FALLING moral standards, the low value placed by many parents on education, high levels of absenteeism and student underachievement were identified as the main challenges facing Fiji's education system.
And teacher training institutions must develop appropriate programs to help foster the development of teachers with integrity and sound character, who guide their students into making moral and ethical choices in their learning and living.
During the opening of the Fijian Teachers Association 80th annual delegates conference in Suva yesterday, chief guest Doctor Priscilla Puamau, team leader and senior education adviser of Access to Quality Education Program (AQEP) Fiji, said a serious issue facing schools, which had implications for teacher education, lay in the falling moral standards that pervade society.
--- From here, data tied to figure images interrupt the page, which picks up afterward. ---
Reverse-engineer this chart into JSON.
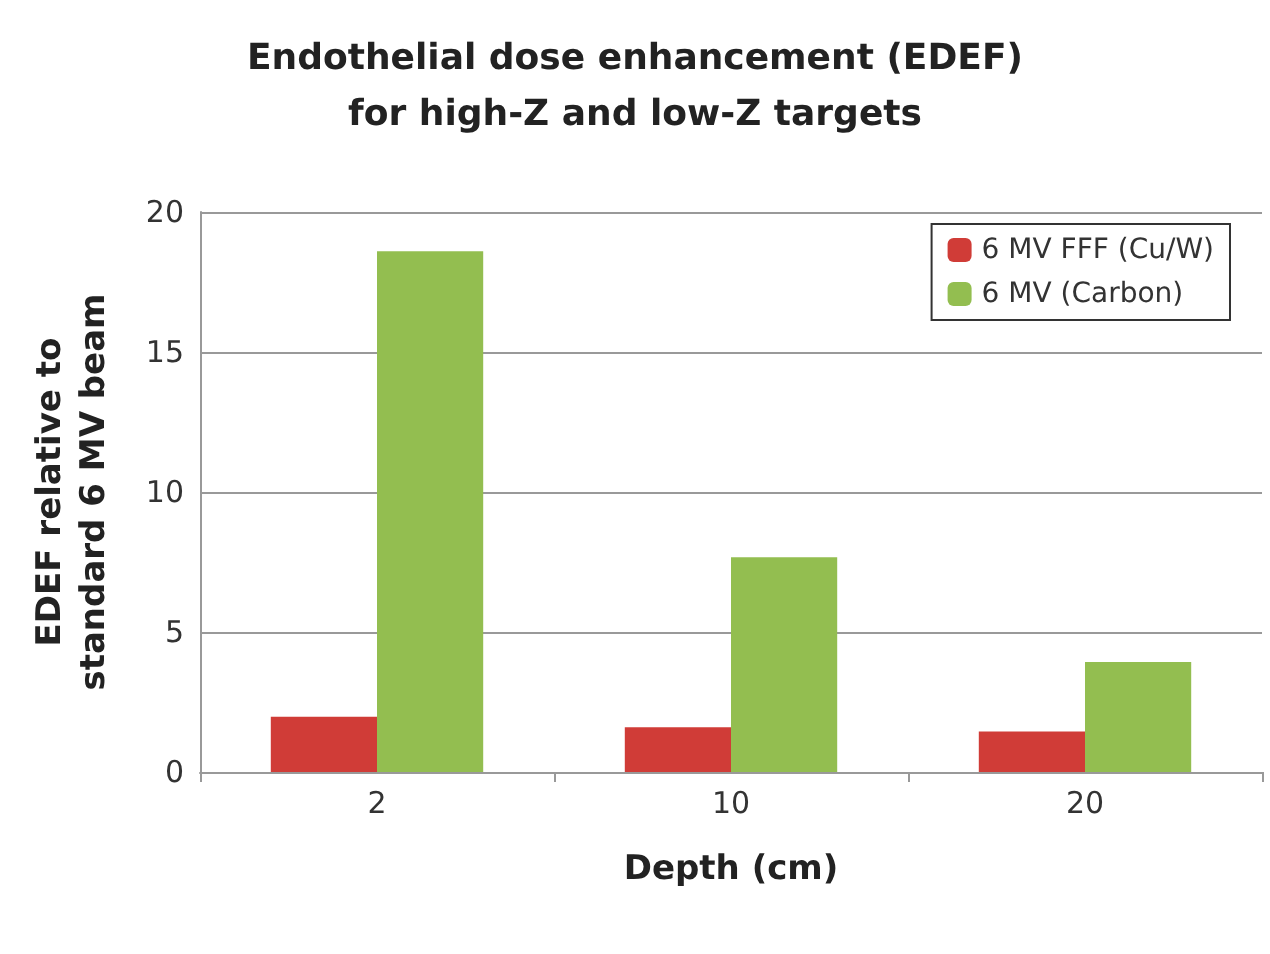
{
  "chart_data": {
    "type": "bar",
    "title": "Endothelial dose enhancement (EDEF)\nfor high-Z and low-Z targets",
    "xlabel": "Depth (cm)",
    "ylabel": "EDEF relative to\nstandard 6 MV beam",
    "categories": [
      "2",
      "10",
      "20"
    ],
    "series": [
      {
        "name": "6 MV FFF (Cu/W)",
        "color": "#d03c37",
        "values": [
          1.97,
          1.6,
          1.45
        ]
      },
      {
        "name": "6 MV (Carbon)",
        "color": "#93be50",
        "values": [
          18.6,
          7.67,
          3.93
        ]
      }
    ],
    "ylim": [
      0,
      20
    ],
    "yticks": [
      0,
      5,
      10,
      15,
      20
    ],
    "grid": "y",
    "legend": "top right"
  }
}
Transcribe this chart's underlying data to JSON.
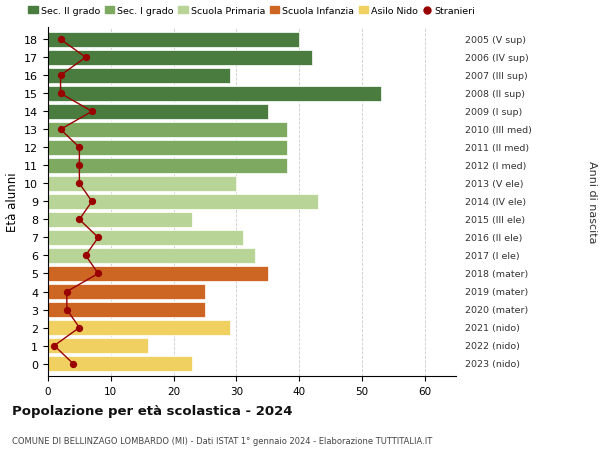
{
  "ages": [
    18,
    17,
    16,
    15,
    14,
    13,
    12,
    11,
    10,
    9,
    8,
    7,
    6,
    5,
    4,
    3,
    2,
    1,
    0
  ],
  "right_labels": [
    "2005 (V sup)",
    "2006 (IV sup)",
    "2007 (III sup)",
    "2008 (II sup)",
    "2009 (I sup)",
    "2010 (III med)",
    "2011 (II med)",
    "2012 (I med)",
    "2013 (V ele)",
    "2014 (IV ele)",
    "2015 (III ele)",
    "2016 (II ele)",
    "2017 (I ele)",
    "2018 (mater)",
    "2019 (mater)",
    "2020 (mater)",
    "2021 (nido)",
    "2022 (nido)",
    "2023 (nido)"
  ],
  "bar_values": [
    40,
    42,
    29,
    53,
    35,
    38,
    38,
    38,
    30,
    43,
    23,
    31,
    33,
    35,
    25,
    25,
    29,
    16,
    23
  ],
  "bar_colors": [
    "#4a7c3f",
    "#4a7c3f",
    "#4a7c3f",
    "#4a7c3f",
    "#4a7c3f",
    "#7daa60",
    "#7daa60",
    "#7daa60",
    "#b8d496",
    "#b8d496",
    "#b8d496",
    "#b8d496",
    "#b8d496",
    "#cc6622",
    "#cc6622",
    "#cc6622",
    "#f0d060",
    "#f0d060",
    "#f0d060"
  ],
  "stranieri_values": [
    2,
    6,
    2,
    2,
    7,
    2,
    5,
    5,
    5,
    7,
    5,
    8,
    6,
    8,
    3,
    3,
    5,
    1,
    4
  ],
  "stranieri_color": "#990000",
  "title": "Popolazione per età scolastica - 2024",
  "subtitle": "COMUNE DI BELLINZAGO LOMBARDO (MI) - Dati ISTAT 1° gennaio 2024 - Elaborazione TUTTITALIA.IT",
  "ylabel": "Età alunni",
  "right_ylabel": "Anni di nascita",
  "xlim": [
    0,
    65
  ],
  "xticks": [
    0,
    10,
    20,
    30,
    40,
    50,
    60
  ],
  "legend_items": [
    {
      "label": "Sec. II grado",
      "color": "#4a7c3f",
      "type": "patch"
    },
    {
      "label": "Sec. I grado",
      "color": "#7daa60",
      "type": "patch"
    },
    {
      "label": "Scuola Primaria",
      "color": "#b8d496",
      "type": "patch"
    },
    {
      "label": "Scuola Infanzia",
      "color": "#cc6622",
      "type": "patch"
    },
    {
      "label": "Asilo Nido",
      "color": "#f0d060",
      "type": "patch"
    },
    {
      "label": "Stranieri",
      "color": "#990000",
      "type": "dot"
    }
  ],
  "background_color": "#ffffff",
  "grid_color": "#cccccc",
  "bar_height": 0.82
}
"Adults, including parents and teachers, have been perpetrators of violence and sexual crimes against children; and teachers have been found guilty of professional misconduct," Dr Priscilla said.
"What happened to the conviction that teaching is a noble profession infused into new teacher graduates? What has happened to make them break the teacher's oath and the PSC code of conduct?"
She said the issue of making moral and ethical decisions was significant in these new times of rapid social, cultural, political, economic and technological change.
Dr Priscilla said in this conception, teachers had to lead by example.
FTA president Merewairita Moci said the association remained committed to carrying out its primary and secondary roles and the executives knew what it expected of them.
Questions sent to the Ministry of Education were yet to be answered when this edition went to press last night.
Several attempts made to get a comment from Dr Lal remained unsuccessful when this edition went to press yesterday.